• below86 (2/5/2016)


    No bug should be so bad it has to be fixed RIGHT NOW OR THE WORLD DIES!

    I would like to live in your fantasy world. It sounds so perfect. Here in the real world bugs happen, and if not fixed at night, at 3 AM sometimes, at least our management would think the world was ending if they didn't have there data.
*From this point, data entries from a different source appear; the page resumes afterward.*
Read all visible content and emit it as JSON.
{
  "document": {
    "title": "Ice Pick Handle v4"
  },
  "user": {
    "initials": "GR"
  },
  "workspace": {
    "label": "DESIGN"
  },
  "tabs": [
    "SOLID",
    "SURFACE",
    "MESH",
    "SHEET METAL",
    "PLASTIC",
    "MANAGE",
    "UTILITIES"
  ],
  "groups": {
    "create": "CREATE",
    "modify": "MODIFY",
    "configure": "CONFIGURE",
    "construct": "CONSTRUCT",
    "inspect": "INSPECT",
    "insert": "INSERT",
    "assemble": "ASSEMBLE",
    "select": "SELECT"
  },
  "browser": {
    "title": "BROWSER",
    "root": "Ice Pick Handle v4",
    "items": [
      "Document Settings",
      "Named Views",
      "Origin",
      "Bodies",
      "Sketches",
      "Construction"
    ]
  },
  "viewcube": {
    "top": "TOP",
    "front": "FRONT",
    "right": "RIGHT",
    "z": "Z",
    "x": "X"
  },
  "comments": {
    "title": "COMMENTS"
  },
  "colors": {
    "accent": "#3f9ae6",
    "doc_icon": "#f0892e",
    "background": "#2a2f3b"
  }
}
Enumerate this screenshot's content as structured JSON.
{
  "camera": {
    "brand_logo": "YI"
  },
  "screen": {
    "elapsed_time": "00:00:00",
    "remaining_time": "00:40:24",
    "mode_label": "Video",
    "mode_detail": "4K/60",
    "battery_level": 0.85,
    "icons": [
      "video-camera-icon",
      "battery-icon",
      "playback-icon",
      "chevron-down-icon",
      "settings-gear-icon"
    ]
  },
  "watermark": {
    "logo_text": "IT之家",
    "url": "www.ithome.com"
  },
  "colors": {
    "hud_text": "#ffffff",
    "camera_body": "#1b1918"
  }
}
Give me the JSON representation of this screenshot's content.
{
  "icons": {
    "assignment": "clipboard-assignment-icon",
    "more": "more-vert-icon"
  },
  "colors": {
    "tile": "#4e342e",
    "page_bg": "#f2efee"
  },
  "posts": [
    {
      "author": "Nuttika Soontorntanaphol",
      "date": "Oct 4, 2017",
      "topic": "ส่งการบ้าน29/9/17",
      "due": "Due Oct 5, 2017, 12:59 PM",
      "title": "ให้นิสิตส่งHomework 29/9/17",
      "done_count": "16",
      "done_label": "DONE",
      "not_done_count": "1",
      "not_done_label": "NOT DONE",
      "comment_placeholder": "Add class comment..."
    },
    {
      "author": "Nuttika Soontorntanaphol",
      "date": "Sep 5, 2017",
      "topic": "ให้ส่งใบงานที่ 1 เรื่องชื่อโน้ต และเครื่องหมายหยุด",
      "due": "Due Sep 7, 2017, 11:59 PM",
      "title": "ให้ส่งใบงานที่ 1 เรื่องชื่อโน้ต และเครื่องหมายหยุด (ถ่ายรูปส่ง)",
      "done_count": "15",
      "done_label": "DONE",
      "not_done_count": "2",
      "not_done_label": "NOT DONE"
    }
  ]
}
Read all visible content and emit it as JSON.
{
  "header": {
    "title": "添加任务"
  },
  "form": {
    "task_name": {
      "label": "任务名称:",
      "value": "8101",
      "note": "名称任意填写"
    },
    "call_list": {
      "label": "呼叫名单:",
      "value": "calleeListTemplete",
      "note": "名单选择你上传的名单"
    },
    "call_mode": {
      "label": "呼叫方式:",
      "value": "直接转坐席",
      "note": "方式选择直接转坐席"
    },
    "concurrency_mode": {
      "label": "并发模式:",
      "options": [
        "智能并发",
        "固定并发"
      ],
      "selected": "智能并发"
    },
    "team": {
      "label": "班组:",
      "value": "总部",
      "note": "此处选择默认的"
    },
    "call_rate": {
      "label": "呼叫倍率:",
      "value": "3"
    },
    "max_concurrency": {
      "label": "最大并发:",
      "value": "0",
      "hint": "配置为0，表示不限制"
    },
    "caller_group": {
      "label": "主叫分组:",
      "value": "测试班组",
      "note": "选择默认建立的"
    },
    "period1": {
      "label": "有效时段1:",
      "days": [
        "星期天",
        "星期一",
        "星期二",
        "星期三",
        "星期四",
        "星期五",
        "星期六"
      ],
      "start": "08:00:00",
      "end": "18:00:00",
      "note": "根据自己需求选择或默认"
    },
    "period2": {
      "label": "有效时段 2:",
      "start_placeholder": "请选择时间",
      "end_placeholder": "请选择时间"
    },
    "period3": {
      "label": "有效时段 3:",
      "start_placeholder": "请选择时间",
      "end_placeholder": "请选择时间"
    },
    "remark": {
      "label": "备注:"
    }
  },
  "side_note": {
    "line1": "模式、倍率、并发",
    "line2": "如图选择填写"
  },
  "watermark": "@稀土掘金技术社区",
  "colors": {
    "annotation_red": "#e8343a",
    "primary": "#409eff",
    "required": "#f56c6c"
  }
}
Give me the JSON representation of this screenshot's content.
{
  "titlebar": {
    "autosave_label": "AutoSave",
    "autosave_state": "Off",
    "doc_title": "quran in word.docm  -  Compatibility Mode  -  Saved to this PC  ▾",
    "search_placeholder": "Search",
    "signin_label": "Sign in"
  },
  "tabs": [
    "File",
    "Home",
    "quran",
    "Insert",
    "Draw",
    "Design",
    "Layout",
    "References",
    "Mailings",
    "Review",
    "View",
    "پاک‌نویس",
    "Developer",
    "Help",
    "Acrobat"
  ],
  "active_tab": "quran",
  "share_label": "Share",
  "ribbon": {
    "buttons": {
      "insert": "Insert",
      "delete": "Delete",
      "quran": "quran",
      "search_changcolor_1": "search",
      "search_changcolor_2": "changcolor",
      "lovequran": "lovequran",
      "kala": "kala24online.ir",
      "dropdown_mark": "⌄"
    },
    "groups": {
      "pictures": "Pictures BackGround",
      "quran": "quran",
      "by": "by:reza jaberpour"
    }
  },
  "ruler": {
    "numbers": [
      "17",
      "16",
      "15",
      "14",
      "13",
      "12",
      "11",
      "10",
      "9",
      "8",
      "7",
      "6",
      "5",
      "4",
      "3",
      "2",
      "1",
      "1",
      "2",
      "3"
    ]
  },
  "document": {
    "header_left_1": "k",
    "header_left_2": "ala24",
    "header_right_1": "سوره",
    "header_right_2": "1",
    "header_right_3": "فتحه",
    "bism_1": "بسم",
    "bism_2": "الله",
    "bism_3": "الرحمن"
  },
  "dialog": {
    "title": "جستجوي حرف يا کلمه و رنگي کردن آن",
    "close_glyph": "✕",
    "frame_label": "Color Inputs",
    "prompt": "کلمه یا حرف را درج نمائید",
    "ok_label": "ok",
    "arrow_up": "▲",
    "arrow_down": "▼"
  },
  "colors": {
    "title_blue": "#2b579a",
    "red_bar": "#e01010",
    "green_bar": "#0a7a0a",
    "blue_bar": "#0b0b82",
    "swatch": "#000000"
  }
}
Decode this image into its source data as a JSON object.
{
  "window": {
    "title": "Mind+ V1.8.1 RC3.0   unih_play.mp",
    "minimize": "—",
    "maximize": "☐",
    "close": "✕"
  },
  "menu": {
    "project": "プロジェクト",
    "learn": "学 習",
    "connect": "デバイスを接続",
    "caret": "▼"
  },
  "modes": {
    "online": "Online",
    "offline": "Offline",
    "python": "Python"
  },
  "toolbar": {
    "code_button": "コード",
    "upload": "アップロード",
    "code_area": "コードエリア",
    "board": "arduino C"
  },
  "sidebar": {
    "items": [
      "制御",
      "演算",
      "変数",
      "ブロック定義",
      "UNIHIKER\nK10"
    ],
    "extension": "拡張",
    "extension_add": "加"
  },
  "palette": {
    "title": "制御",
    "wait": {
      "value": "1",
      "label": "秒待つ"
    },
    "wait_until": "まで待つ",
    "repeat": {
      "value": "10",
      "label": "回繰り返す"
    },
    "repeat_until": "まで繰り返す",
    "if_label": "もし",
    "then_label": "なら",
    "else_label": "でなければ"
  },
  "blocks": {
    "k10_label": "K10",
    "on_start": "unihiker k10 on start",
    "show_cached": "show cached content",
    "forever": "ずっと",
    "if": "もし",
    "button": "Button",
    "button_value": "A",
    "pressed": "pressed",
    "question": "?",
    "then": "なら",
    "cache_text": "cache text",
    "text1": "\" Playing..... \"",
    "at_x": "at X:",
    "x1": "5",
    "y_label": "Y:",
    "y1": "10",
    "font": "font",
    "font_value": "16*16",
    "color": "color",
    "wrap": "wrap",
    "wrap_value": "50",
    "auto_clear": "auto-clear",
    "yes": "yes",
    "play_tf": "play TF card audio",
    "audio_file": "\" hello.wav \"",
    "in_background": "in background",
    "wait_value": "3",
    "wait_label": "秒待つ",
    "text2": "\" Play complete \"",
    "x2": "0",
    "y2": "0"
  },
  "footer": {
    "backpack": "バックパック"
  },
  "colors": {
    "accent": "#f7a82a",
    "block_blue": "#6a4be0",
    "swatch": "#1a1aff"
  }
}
    I only worked on live products (ref: online video game) in my career (24/7, 365 days a year). Bugs can happen anytime, but exploits are the one thing you cannot always test for. I've been woken up countless nights between Midnight and 5AM to address a critical issue with the live service. When customers are involved, you cannot wait till morning.

    So, what do you do?

    Members from the dev and QA team wake up. They meet the IT team--who are already there because these fools catch everything first--and they start working on a hotfix. They push it through the same pipeline, just with a bit more haste, than everyday development does to fix the problem. Test receives the update, QA goes to town, hopefully everything is given the thumbs up and it's pushed to live.

    Why can't it wait?

    Customers don't care about your BS.

    Why are bugs not being caught before live?

    Seriously? :hehe:

    It doesn't matter if your the high supreme dev master or the DBA. You follow the pipeline or you're not following the gospel of the team; this is a team sport.